The federal government also gave Oregon nearly 250 million dollars to operate the exchange for two years.  Another pot of federal money in play is the subsidies for people buying insurance in the exchange.  It is on a graduated scale, but everyone up to 400% of the federal poverty level (for a family of four that is an income of $90,000) can get federal dollars to help pay their premiums.  This will, to a degree, offset the premium increases, but only short term.  In two years the operational funds as well as the subsidies are scheduled to go away.  This may or may not happen depending on what goes on in Washington DC.  By law the President is required to present a budget every February, but for the entirety of the Obama administration there has never been a budget passed and the feds have been operating on continuing resolutions.  I think this is intentional as it allows them to continue to spend in any manner they choose and continue to increase the national debt.


Back to Oregon, here is where we stand.  The government will now determine, to an even greater extent, what type of insurance you can buy.  For example, as a 62 year old person I can no longer purchase insurance for just hospital coverage (otherwise known as a catastrophic plan).  Because no insurance carrier can offer plans outside the Exchange that are not offered inside that door is now shut.  This is not what we were told we would be developing, but this is our reality; more and more government control of our lives.
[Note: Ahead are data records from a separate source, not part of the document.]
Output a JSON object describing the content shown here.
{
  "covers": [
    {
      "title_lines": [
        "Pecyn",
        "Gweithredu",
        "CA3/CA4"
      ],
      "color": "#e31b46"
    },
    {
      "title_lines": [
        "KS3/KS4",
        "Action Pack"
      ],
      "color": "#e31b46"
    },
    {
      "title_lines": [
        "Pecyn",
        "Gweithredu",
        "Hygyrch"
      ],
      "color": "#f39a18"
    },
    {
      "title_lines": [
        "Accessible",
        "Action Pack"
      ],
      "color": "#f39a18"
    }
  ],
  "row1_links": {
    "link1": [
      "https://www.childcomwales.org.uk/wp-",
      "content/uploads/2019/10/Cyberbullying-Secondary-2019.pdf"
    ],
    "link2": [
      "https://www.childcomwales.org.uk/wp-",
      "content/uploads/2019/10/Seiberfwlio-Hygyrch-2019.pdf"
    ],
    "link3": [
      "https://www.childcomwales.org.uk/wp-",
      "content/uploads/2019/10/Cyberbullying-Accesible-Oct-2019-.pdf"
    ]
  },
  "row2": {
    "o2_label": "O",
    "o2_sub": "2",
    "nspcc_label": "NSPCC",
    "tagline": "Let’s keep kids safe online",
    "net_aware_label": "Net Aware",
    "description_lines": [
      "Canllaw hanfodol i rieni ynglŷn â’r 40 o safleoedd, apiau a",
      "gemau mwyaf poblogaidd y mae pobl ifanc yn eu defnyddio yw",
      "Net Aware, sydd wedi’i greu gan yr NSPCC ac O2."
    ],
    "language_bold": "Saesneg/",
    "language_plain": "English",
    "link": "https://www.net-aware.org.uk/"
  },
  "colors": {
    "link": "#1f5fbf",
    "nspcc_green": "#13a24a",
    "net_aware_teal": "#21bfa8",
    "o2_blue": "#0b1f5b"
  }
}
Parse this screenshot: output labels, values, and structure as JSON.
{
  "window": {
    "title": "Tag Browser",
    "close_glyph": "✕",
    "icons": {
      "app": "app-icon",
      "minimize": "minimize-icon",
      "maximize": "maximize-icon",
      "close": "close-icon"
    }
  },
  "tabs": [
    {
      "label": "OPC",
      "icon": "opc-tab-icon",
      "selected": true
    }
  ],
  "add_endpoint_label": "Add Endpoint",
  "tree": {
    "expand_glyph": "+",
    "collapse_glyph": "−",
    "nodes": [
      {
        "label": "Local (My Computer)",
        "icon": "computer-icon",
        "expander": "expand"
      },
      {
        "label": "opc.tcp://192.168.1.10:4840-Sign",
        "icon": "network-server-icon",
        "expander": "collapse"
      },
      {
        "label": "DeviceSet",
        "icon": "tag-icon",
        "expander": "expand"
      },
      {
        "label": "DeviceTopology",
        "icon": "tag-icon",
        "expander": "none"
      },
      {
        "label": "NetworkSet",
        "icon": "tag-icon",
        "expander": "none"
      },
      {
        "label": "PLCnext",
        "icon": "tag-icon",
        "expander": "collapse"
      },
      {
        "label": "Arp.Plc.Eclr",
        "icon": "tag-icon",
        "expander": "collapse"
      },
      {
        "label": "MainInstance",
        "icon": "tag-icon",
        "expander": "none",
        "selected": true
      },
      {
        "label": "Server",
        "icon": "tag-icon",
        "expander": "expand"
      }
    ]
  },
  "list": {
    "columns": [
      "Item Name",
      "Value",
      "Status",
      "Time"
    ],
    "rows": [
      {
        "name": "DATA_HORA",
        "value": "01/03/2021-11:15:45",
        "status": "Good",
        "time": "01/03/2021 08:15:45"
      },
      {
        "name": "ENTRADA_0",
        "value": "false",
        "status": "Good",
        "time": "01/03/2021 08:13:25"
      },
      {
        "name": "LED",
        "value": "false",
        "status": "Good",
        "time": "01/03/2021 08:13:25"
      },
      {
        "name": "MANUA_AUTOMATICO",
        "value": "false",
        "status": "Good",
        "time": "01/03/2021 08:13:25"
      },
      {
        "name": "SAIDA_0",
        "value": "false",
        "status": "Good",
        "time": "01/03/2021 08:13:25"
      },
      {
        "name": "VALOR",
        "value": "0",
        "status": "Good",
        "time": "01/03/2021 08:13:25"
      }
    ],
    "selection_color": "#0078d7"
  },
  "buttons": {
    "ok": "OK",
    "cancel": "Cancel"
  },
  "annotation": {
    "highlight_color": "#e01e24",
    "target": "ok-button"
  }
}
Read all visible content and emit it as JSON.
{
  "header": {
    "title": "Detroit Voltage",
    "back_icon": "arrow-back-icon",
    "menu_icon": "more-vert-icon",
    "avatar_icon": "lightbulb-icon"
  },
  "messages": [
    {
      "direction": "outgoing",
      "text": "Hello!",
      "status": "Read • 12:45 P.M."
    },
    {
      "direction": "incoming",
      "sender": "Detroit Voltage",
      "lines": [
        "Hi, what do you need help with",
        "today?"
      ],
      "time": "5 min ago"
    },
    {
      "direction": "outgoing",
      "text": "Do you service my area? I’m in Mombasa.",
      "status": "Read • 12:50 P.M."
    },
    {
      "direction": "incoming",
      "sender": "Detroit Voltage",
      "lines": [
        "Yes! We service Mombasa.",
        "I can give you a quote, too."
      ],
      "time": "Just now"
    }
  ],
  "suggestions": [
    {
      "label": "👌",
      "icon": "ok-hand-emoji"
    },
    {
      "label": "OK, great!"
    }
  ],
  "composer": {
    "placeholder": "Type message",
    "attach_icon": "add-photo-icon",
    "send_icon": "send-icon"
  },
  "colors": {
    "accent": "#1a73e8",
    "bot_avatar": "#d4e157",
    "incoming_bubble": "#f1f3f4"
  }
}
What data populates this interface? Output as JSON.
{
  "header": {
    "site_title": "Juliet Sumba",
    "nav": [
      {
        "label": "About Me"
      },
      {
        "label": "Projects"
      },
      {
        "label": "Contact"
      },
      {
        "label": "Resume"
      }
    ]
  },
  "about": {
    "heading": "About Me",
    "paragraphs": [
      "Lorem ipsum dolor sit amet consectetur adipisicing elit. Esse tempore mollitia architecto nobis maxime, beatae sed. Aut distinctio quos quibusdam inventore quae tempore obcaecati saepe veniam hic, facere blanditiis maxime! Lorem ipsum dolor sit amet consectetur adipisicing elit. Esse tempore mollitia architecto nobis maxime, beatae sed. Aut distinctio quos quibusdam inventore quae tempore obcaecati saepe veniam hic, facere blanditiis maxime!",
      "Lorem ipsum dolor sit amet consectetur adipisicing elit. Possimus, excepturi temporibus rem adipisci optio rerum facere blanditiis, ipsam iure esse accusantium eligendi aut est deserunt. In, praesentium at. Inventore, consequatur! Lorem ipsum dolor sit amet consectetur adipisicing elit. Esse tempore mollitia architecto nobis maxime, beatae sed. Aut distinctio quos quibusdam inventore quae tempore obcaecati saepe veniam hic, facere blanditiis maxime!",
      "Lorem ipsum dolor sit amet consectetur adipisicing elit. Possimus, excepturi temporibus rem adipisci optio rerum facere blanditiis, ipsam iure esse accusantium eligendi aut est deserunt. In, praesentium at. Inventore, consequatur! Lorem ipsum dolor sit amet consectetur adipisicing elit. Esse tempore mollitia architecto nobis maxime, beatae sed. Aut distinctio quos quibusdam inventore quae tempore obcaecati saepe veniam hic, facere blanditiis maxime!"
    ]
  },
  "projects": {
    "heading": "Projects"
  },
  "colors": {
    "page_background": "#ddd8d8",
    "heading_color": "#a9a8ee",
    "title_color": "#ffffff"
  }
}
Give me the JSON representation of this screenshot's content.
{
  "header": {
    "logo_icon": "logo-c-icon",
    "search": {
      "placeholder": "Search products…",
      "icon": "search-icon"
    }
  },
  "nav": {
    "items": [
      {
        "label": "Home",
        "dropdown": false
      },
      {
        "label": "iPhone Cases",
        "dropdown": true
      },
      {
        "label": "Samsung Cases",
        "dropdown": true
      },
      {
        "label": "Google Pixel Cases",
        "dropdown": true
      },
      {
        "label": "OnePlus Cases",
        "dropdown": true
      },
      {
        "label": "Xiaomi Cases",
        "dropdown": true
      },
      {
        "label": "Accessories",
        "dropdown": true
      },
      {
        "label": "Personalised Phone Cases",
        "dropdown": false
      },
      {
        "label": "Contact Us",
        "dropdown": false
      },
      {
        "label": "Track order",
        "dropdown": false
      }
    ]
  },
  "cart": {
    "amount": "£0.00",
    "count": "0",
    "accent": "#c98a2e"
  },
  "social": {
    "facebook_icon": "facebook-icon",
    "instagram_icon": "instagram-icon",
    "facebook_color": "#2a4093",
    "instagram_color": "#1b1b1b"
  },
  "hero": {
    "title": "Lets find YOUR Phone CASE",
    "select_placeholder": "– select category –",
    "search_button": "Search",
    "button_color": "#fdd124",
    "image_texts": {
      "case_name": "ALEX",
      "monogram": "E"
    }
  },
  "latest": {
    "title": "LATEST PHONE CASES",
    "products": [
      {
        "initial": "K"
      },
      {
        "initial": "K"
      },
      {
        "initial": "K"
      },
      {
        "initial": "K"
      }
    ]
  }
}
But, even more concerning than what I have detailed above, are the budget ramifications of going ahead with this plan.  In two years the costs of operation the Exchange fall to the state as well as any premium subsidies.  Additionally the Medicaid expansion, which the federal government is paying 100% of for two years, starts falling back to the state general fund.  At that point we will either need to implement major tax increases or make significant cuts to schools.  Neither option is acceptable.


Clearly our healthcare system needs changes, but this is not taking us in the right direction.  Unfortunately our Governor seems determined to be the first state to fully implement the federal act and is fully supported by the Democrat majority in the Legislature.  We have been continually trying to offer alternative approaches, but they fall on deaf ears.  The people of Oregon deserve better.